Milford wiped the stem of the pipe on the sleeve of his coat and put it in his lips, and the man gave him a light.

Five minutes later (or was it a half hour?) Milford was still standing there and holding the pipe, which had been passed back and forth to the man several times, and refilled at least two or three or four times from a leather pouch the man had fished out of his work coat.

Up from the depths of Milford’s brain arose the bubble of a thought which burst with the words, Will I ever learn?

No, he answered himself, I’ll never learn.

“Oh, shit,” he said.

“What’s the matter, Mungford?”

“I have a lady friend waiting for me out there. She’ll be wondering what happened to me.”


“Are you entirely sure of that?”

“I am entirely sure of nothing.”

“In my experience,” said the man, “other people very rarely wonder what has happened to us.”

“I have to go. Here’s your pipe back. Oh, and your book.”

“Keep the book.”

“But it looks valuable.”

“It is.”


“I can’t accept it.”

“Yes you can.”

“Wait, are you really Walt Whitman?”

“Of course.”

“Oh. Christ.”

“Again, my dear fellow, leave the son of God out of this. All you need to know is that I – and you, and all men – exist outside and independent of that concept we call ‘time’.”

“Uh, okay.”


“Come with me, my good fellow, and I shall show you where all your favorite allegedly dead heroes live and thrive, and raise and down tankards of strong ale and get roaring drunk but never hungover.”

“I can’t, I just remembered, again, that my lady friend is waiting for me.”

“Maybe she’s waiting.”

“Maybe,” said Milford. “But, look, I have to go.”

“Bring her along.”

“What?”

“Bring this alleged ‘lady friend’ with you. Is she nice?”

“Yes.”

“Contrary to what you may have heard I have nothing against the fair sex. I am quite good friends with Mistress Bradstreet, with Harriet Beecher Stowe, with Emily Dickinson. Oh, If I were not a gentleman, sir, I could tell you tales about Miss Emily Dickinson!

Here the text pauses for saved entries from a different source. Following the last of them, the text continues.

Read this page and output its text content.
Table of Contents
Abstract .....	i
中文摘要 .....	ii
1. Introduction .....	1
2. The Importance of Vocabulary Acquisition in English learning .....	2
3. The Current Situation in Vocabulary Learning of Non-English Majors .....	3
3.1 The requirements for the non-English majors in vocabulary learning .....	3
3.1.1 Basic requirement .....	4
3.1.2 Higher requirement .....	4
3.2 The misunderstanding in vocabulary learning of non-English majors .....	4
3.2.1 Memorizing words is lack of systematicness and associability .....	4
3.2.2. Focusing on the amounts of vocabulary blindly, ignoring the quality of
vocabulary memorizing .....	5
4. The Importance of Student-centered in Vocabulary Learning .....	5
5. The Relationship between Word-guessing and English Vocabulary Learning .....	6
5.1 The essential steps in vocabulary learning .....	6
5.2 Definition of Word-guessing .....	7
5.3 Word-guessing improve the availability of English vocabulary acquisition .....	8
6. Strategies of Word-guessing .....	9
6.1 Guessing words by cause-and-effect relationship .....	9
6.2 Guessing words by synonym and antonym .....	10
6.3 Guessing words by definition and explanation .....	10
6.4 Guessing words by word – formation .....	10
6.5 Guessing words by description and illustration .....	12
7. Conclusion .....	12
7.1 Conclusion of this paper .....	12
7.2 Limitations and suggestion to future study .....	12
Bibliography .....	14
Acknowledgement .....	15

I know she has the reputation of a shy, sensitive spinster, and I’ll admit there is some truth in that characterization,


but, believe you me, you get a couple of sherries in her while down the tavern listening to a Negro jug band play their ribald minstrelsy, and just won’t little Miss Belle of Amherst leap up and dance the Black Bottom with the best of them!”

“Um, uh –”

“Give me the pipe.”

Milford gave the man the pipe.

“Now put that book in your pocket.”


Milford stuffed the book into the pocket of his pea coat.

“And now,” said Walt Whitman, “my new good youthful friend, let us strike out, and strike forth, to a very special place that only the select few have visited this side of the grave.”

“What place?”

“Valhalla, my friend. Yes, it is a place we not so very jokingly call Valhalla.” 

“Oh,” said Milford, with a feeling of both dread and wonder.